Und damit läuft das ganze jetzt schon 1 Jahr Problemlos.
Den original HP Treiber hatte ich übrigens von Windows, weil es den so auch nicht mehr gab.


----------



## Eco_F83R (7. Juli 2014)

*AW: Alten Drucker anschließen*

Aloha 

Seriell wird der Drucker sicher nicht angeschlossen, zumindest habe ich davon noch nie etwas gehört. Alte Drucker verfügen >eigentlich< über einen Parallelport oder aber (noch älter) über einen speziellen Druckerport (auch hier werden die Daten parallel übertragen allerdings ist der Anschluss etwas anders).
Bei dem Treiber reicht der Standardtreiber von Windows für den entsprechenden Druckerhersteller.
Und anschließen kannst du das Dingen wie es schon Dr Bakterius erwähnt hat.
Allerdings finde ich den Preis mit 52,00 € etwas übertrieben. Dafür bekommt man schon einen neuen Drucker ... dann mit USB und weniger Anschluss- sowie Treiberproblemen 
Etwas günstiger: Adapterkabel - ja USB 1.1 reicht da der Parallelanschluss nicht ganz so fix ist.

Gruß,
Eco_F83R


----------



## T-Drive (7. Juli 2014)

*AW: Alten Drucker anschließen*



Tommi1 schrieb:


> Naja...
> 
> Hatte auch diese Karte für meinen alten Laserdrucker (Hp Laserjet 6P) drin.
> Hat nur Probleme gemacht bei mir.
> ...



Bei mir wars halt genau umgekehrt. Versteh auch nicht was für Probleme es bei ner PCI-Karte geben soll, mit dem richtigen Treiber.
Meine, allerdings parallelport, lief über Jahre perfekt unter XP und 7 und das für 8,50 € eben.


----------



## Tommi1 (7. Juli 2014)

*AW: Alten Drucker anschließen*

Seriel Parralell... mist. Ich glaub jetzt hab ich was wervechselt.
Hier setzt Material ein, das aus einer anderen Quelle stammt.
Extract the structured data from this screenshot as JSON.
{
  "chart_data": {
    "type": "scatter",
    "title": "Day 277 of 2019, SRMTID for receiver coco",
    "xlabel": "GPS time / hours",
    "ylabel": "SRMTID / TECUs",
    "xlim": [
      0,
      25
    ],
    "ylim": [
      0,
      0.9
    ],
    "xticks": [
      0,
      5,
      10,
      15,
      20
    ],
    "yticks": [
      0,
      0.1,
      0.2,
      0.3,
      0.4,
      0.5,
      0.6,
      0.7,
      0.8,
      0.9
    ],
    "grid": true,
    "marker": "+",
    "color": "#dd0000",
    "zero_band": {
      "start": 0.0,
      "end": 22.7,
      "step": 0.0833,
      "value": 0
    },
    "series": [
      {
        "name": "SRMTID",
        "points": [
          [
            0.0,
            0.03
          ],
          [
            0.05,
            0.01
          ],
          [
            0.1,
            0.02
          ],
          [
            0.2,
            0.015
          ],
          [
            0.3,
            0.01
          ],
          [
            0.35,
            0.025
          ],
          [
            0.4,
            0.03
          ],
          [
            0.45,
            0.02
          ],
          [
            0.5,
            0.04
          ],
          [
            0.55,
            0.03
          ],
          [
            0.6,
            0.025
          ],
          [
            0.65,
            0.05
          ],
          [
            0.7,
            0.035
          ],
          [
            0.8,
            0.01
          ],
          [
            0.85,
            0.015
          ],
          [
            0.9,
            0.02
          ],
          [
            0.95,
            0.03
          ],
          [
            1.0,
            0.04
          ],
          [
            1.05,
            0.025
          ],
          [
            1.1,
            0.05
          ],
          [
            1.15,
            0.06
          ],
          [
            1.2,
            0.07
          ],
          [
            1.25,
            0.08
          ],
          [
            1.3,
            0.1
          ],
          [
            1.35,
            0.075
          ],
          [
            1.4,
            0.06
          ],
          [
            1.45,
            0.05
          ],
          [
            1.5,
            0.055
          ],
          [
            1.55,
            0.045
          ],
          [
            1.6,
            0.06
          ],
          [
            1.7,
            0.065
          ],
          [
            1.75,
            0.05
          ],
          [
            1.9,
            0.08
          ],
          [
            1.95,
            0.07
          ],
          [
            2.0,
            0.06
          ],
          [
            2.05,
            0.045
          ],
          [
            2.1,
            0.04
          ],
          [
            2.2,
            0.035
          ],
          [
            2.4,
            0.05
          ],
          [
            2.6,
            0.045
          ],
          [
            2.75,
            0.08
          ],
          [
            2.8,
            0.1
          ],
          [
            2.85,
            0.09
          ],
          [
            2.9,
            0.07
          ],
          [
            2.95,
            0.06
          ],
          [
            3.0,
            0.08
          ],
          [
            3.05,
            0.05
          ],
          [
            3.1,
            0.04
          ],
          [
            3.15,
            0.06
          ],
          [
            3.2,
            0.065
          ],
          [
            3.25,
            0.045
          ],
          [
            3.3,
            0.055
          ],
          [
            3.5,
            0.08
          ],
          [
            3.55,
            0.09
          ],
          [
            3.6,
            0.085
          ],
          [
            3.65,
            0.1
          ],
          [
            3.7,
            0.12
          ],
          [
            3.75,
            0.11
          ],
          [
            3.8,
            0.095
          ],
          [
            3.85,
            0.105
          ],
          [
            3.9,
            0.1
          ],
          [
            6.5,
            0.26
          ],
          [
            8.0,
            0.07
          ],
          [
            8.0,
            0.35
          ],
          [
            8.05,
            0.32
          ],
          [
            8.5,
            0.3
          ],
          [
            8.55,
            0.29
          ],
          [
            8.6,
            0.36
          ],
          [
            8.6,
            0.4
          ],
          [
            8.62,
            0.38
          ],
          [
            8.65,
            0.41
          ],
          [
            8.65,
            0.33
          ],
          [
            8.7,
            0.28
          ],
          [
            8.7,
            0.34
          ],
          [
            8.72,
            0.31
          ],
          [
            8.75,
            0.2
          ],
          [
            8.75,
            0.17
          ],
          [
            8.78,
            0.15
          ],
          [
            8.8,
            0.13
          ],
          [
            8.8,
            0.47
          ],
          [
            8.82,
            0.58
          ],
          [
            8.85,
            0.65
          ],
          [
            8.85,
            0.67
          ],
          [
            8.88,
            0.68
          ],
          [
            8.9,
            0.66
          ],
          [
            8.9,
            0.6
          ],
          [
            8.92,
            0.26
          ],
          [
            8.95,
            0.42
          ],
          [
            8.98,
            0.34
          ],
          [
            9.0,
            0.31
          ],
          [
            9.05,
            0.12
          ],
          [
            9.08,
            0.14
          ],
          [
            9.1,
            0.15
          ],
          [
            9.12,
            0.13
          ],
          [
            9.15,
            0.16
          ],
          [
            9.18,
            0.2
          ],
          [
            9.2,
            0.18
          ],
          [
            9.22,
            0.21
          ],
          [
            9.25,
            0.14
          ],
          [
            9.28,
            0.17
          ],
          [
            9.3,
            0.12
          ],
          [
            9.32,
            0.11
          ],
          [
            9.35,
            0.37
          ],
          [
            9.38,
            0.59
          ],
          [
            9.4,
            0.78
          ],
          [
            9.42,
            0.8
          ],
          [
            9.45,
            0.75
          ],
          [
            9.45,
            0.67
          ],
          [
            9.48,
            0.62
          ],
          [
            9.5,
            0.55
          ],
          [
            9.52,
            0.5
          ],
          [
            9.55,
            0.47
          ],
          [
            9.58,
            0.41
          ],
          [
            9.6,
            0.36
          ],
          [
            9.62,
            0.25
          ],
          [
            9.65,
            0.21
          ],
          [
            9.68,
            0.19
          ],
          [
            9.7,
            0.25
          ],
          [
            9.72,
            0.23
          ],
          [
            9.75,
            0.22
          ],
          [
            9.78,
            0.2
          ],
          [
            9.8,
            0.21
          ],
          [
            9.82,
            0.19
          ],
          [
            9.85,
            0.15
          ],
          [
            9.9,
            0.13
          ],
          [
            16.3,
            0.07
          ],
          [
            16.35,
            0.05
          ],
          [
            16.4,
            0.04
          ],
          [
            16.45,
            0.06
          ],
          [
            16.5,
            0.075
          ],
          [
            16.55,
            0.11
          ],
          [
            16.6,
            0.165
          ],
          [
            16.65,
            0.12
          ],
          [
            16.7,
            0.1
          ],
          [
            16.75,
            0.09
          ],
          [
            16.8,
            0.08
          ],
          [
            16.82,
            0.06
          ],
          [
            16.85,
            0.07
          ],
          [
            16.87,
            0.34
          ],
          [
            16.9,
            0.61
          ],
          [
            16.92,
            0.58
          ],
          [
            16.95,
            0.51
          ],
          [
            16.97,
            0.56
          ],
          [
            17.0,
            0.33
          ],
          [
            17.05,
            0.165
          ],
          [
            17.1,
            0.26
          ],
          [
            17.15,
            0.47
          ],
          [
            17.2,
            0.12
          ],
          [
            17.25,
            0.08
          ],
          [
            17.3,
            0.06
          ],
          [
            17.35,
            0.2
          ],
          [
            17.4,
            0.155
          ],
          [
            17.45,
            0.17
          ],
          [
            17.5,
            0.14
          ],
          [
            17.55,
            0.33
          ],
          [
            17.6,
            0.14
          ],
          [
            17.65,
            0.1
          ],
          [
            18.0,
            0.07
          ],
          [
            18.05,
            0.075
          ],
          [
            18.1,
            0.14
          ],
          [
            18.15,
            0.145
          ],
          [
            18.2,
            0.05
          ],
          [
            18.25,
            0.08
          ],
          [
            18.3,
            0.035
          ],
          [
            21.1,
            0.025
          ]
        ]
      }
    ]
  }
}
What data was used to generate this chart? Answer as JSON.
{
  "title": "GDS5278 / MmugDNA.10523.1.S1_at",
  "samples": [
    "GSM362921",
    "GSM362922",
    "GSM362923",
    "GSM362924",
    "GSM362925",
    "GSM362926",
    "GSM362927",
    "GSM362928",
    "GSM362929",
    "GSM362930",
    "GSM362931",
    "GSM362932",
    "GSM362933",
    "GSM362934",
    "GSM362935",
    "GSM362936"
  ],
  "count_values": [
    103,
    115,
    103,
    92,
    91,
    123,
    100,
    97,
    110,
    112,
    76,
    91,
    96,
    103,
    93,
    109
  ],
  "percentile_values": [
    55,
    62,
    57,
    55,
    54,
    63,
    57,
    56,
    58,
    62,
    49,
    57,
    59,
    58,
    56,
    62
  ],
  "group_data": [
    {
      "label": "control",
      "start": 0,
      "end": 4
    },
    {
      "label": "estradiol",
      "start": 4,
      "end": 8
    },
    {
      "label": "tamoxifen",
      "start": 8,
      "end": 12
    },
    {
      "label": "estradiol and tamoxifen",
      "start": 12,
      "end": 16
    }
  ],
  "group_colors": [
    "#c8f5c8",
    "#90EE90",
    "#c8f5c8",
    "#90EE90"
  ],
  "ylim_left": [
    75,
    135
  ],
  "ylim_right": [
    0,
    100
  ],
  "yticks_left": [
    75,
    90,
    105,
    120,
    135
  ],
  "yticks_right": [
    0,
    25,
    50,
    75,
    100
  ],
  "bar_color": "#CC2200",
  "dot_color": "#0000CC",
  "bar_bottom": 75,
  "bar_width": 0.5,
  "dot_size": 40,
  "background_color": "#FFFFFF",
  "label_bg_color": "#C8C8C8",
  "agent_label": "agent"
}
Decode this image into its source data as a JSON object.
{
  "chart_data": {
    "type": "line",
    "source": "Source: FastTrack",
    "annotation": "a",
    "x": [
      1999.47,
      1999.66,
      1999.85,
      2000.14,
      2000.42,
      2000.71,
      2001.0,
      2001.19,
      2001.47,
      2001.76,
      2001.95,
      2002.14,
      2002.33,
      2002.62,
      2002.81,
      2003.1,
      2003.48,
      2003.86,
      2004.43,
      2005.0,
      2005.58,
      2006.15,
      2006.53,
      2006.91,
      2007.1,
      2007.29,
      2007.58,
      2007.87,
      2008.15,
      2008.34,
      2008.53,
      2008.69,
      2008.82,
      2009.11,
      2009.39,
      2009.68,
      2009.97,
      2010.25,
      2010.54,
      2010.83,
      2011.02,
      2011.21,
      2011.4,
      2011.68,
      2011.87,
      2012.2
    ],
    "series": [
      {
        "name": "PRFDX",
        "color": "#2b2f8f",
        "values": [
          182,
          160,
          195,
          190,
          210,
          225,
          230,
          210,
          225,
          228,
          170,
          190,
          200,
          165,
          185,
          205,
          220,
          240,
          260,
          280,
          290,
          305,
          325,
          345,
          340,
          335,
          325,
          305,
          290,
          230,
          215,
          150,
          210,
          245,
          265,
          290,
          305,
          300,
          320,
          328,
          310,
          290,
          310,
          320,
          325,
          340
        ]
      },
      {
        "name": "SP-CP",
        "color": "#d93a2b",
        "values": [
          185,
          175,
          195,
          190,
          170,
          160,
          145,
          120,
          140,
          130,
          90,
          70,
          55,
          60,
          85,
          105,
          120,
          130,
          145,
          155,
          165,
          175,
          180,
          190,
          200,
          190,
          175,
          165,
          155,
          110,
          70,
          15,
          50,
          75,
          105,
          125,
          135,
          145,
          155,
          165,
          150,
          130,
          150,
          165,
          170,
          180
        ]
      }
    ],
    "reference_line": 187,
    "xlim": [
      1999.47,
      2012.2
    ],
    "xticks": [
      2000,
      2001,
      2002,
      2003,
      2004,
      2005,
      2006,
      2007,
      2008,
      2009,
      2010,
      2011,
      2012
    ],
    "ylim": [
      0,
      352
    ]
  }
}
Edit: Jetzt bin ich ganz durcheinander...
Hab gerade mal geschaut.
Hab am HP ein USB to IEEE 1284 Adapterkabel dran.

Und zwar genau dieses hier: http://www.conrad.de/ce/de/product/...2297!&ef_id=U5WnhgAAAOmomQd7:20140707104601:s


----------



## T-Drive (7. Juli 2014)

*AW: Alten Drucker anschließen*

Ruhig bleiben 

Parallel -- USB ist dein verlinktes Käbele.

Die Adapter Treiber verhakeln sich gerne als mit dem Druckertreiber, sind scheinbar nicht so einfach gestrickt wie für ne PCI Karte.


----------



## Tommi1 (7. Juli 2014)

*AW: Alten Drucker anschließen*

Du... da war gar kein Treiber beim Kabel dabei.

Wie gesagt, läuft aufalle Fälle Problemslos.


----------